We give due consideration to the contention that if the assumption of the interest payments amounts only to an agreement to pay rental, it adds nothing to the preceding express agreement to pay all rentals. Regal instruments, however, often cover the same subject twice. Precaution invites repetition. The rule that different provisions of a contract should be given different meanings is never carried so far as to do violence to the plain intent of the parties. And if there he a difference between an agreement to pay moneys to become due under a lease and an agreement to assume the obligations under such lease, it does not necessarily follow that the one runs longer than the other. An ‘undertaking may not be a rent covenant in the strictest sense and yet terminate with the lease.

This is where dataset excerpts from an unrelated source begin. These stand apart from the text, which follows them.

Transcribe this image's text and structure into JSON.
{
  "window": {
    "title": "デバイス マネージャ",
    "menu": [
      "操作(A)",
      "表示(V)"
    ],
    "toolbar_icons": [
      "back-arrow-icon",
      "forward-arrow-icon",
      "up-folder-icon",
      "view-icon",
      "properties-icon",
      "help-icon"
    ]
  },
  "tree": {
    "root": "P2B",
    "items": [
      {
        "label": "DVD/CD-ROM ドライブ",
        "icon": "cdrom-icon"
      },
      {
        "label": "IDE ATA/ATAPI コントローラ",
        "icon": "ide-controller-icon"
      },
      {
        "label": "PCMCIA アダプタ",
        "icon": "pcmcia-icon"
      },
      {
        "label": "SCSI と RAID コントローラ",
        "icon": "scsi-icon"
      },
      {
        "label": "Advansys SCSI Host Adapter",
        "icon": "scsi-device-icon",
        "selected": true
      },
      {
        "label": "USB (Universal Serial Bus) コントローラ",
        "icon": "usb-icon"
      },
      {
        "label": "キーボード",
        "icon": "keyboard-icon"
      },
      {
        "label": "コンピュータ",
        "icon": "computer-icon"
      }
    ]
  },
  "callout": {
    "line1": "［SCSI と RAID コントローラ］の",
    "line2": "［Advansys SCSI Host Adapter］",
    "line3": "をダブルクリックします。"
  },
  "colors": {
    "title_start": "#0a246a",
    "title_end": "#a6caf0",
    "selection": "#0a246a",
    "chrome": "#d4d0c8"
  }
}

Holding, then, that the obligation to pay the interest coupons in question did not continue after the termination of the Metropolitan-City lease, we come to the inquiries: When did it terminate? What was unpaid when it terminated? The first coupon which was not paid fell due August 1, 1908, and it is practically conceded by all that the lease terminated not later than July 31, 1908. Consequently it must be held that no obligation against the City Company ever accrued. And this is not deciding the matter upon a technicality. Although there had been no formal action the lease was substantially terminated long before July 31st. Indeed we think that any idea that it would be continued was given up by all parties in interest even before February when the interest included in the August coupons began to run.
The order of the District Court is affirmed with costs.